Après de longs mois de fermeture, la SOTRAGUI (société des transports de Guinée) devrait bientôt reprendre ses activités, mais pas avec le même statut. Elle deviendra désormais une société privée. Face à cette situation qui leur laisse peu de chances de conserver leur emploi, les travailleurs de la société tentent d’obtenir un plan social favorable, a appris Guineematin.com des responsables du syndicat des travailleurs.

Après les multiples problèmes qu’elle a connu et qui ont conduit à sa fermeture il y a de cela plusieurs mois, la société des transports de Guinée (SOTRAGUI) est en passe d’être privatisée. Une décision des autorités guinéennes, qui vise à améliorer la gestion de la société.

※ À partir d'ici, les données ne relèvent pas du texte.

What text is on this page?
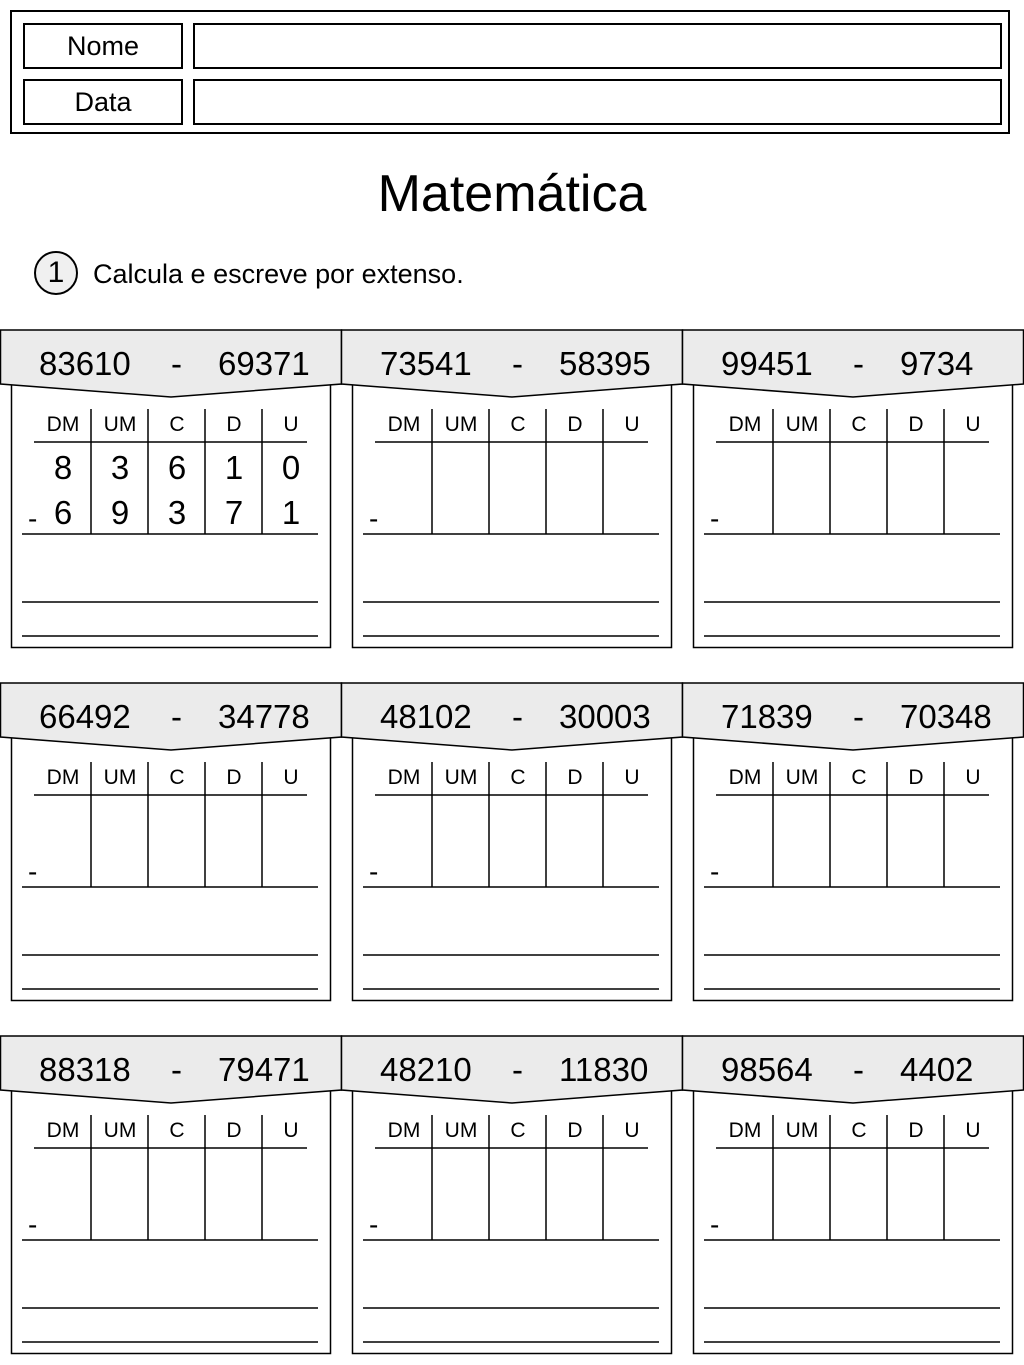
Nome
Data
Matemática
1	Calcula e escreve por extenso.
83610 - 69371
DM	UM	C	D	U
8	3	6	1	0
6	9	3	7	1
-
73541 - 58395
DM	UM	C	D	U
-
99451 - 9734
DM	UM	C	D	U
-
66492 - 34778
DM	UM	C	D	U
-
48102 - 30003
DM	UM	C	D	U
-
71839 - 70348
DM	UM	C	D	U
-
88318 - 79471
DM	UM	C	D	U
-
48210 - 11830
DM	UM	C	D	U
-
98564 - 4402
DM	UM	C	D	U
-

Cette décision justement aura pour conséquence notamment, la perte d’emploi pour certains travailleurs de la société. C’est pourquoi ces derniers veulent obtenir un plan social, incluant 36 mois de salaire avant leur licenciement. Ils ont entamé même des négociations avec l’Etat guinéen dans ce cadre, indique Algassimou Bangoura, secrétaire général du syndicat des travailleurs de la SOTRAGUI. « Le plan social c’est un taux que le travailleur demande au patronat. Nous demandons à l’Etat, nous sommes des Guinéens, on a des gens qui sont malades parmi nous, on a des infirmes, des gens qui ont des maladies mentales. Donc tout ça, il faut nous donner quelque chose de consistant. C’est pourquoi nous avons demandé 36 mois de salaire. C’est ce que nous demandons », a-t-il dit.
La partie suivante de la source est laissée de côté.